March 3 I have spent another morning working on a new video for World Malaria Day, featuring Drs. Regine and Andrew of the Clinique Herve Morand here in Yenzi. The video is an interview by Ghislain about precautionary measures for the local and expatriate community to reduce malaria exposure. It is a new skill set for me and I am excited to learn film-making techniques and editing procedures. But my desk sits beneath a picture window and the beautiful day unfolding proves irresistible and so by 12:30 I am bicycling back to the Ozouga forest to poke around in a new location I hiked last Wednesday with Angelique, a friend from Holland visiting my neighbor Jasmine.
We had discovered a few large trees that would be a nice addition to my photographic adventure in the forest. The Ozouga forest walk is becoming popular here in Gamba and members of the PhotoClub have been signing on for the walk. By the time I reach the forest today, the sun is steaming hot and the near 100 percent humidity inside the forest soaks clothing and skin. The forest is sleepy in the afternoon heat, occasionally disturbed by the distant coughing alarm of mangebeys and the lazy chirping of crickets. The accumulation of leaves on the forest floor glisten like wet leather. I move along the trail nearly silent in the muffling humidity, passing under a troop of putty-nose monkeys that, rather than hiding in alarm, move slowly overhead, pausing to watch my progress with curiosity. By 4pm the clouds have returned and a distant rumble of thunder suggests an approaching storm. The forest is now becoming too dark under the building clouds to consider more photographs, and so I work my way to the savanna and out into a refreshing breeze. Two sets of recent buffalo tracks follow the forest edge, possibly from the night before. I stop to make some photographs near a set of water pockets, finally returning to my bike by 5:30.
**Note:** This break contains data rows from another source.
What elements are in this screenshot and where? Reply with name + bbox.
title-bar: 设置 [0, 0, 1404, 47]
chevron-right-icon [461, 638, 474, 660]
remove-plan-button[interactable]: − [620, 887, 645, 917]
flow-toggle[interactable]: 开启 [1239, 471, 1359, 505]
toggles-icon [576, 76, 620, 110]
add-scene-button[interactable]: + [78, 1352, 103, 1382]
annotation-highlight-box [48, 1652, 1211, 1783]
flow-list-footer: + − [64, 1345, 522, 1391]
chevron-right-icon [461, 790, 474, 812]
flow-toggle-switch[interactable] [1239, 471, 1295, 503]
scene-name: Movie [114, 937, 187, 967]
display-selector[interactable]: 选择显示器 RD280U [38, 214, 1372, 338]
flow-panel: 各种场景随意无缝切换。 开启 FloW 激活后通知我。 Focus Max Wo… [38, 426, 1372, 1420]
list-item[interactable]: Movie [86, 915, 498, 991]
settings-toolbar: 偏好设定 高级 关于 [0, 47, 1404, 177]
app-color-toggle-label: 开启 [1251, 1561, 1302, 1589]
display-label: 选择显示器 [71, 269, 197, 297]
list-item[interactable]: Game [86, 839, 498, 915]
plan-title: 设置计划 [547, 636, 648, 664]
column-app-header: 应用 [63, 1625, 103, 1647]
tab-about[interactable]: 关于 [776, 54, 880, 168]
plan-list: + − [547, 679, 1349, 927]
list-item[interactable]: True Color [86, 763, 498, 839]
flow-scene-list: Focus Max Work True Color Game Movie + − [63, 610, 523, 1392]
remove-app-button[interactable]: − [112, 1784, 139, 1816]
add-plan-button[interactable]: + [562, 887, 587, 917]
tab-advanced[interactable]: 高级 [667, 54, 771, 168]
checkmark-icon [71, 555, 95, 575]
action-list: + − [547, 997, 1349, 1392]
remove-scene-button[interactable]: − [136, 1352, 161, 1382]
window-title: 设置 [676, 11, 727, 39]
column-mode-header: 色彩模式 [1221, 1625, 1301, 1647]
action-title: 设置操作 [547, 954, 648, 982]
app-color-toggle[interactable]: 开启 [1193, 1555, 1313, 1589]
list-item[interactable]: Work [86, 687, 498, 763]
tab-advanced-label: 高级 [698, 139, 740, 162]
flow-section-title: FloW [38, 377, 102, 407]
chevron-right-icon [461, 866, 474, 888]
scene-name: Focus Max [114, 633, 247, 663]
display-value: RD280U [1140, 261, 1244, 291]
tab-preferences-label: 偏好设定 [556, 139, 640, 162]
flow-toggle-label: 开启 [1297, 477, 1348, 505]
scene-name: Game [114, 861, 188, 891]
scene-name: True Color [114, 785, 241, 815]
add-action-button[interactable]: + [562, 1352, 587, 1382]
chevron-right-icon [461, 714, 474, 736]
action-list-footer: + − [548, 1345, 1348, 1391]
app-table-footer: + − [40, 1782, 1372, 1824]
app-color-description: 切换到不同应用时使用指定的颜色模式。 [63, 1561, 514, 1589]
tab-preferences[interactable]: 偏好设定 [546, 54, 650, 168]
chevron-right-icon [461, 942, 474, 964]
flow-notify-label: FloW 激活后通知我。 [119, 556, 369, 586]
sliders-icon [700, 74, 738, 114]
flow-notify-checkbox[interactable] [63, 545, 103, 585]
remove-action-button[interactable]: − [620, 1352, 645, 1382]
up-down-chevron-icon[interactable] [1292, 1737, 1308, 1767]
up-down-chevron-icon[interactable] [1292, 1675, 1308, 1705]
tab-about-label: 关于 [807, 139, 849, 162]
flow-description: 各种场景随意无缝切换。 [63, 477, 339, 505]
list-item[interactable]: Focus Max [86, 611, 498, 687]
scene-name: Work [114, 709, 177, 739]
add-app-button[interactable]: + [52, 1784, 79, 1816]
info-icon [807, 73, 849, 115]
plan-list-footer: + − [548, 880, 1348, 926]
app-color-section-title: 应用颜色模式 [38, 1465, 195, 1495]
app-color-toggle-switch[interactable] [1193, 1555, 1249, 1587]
Back on the tarmac, I am biking through a forest pass and there is a sudden confusion of putty-nosed monkeys chipping and scuttling through the trees in the middle of which a palm-nut vulture lobs into the air space above the road, a striking mosaic of black and white plumage chopping heavy through the air. Gathering speed, it gains distance ahead of me and eventually veers across the road to disappear through a forest opening.
As the day slides into evening, I pass a narrow savanna and pedal through another forest fragment, trees closing in on my left, the end of the quiet Gamba airstrip approaching on my distant right. A rustling of leaves and snapping limbs captures my attention as I pass a stand of trees twenty-five metres to my left. I see movement, leaves flashing along a limb flexing six metres above the forest floor, and now I make out a body of long, thick, grizzled-black hair traversing a horizontal limb. I stop immediately for a better view, and see what looks like two animals moving in synchronicity. Before my eyes the movements merge and I see the muscled haunches of a gorilla, its feet wrapped securely around a limb bending precariously under its weight. A surprisingly long arm, dripping with shocks of hair reaches for the tree trunk, its large, vaulted head and penetrating eyes turn my way and in one fluid motion the gorilla swings from limb to trunk, descending the six metres in a fraction of a second, eyes flashing and a snarl hurled my way to signal his displeasure that I have caught him out in such a visible location. He crashes back into the shadows of the forest, stopping momentarily, the forest suddenly still as a photograph in the heavy evening air, then resumes his retreat as the crunching of limbs and leaves fade into the forest. I’m left breathless, blinking in disbelief at such an incredibly fortunate sighting.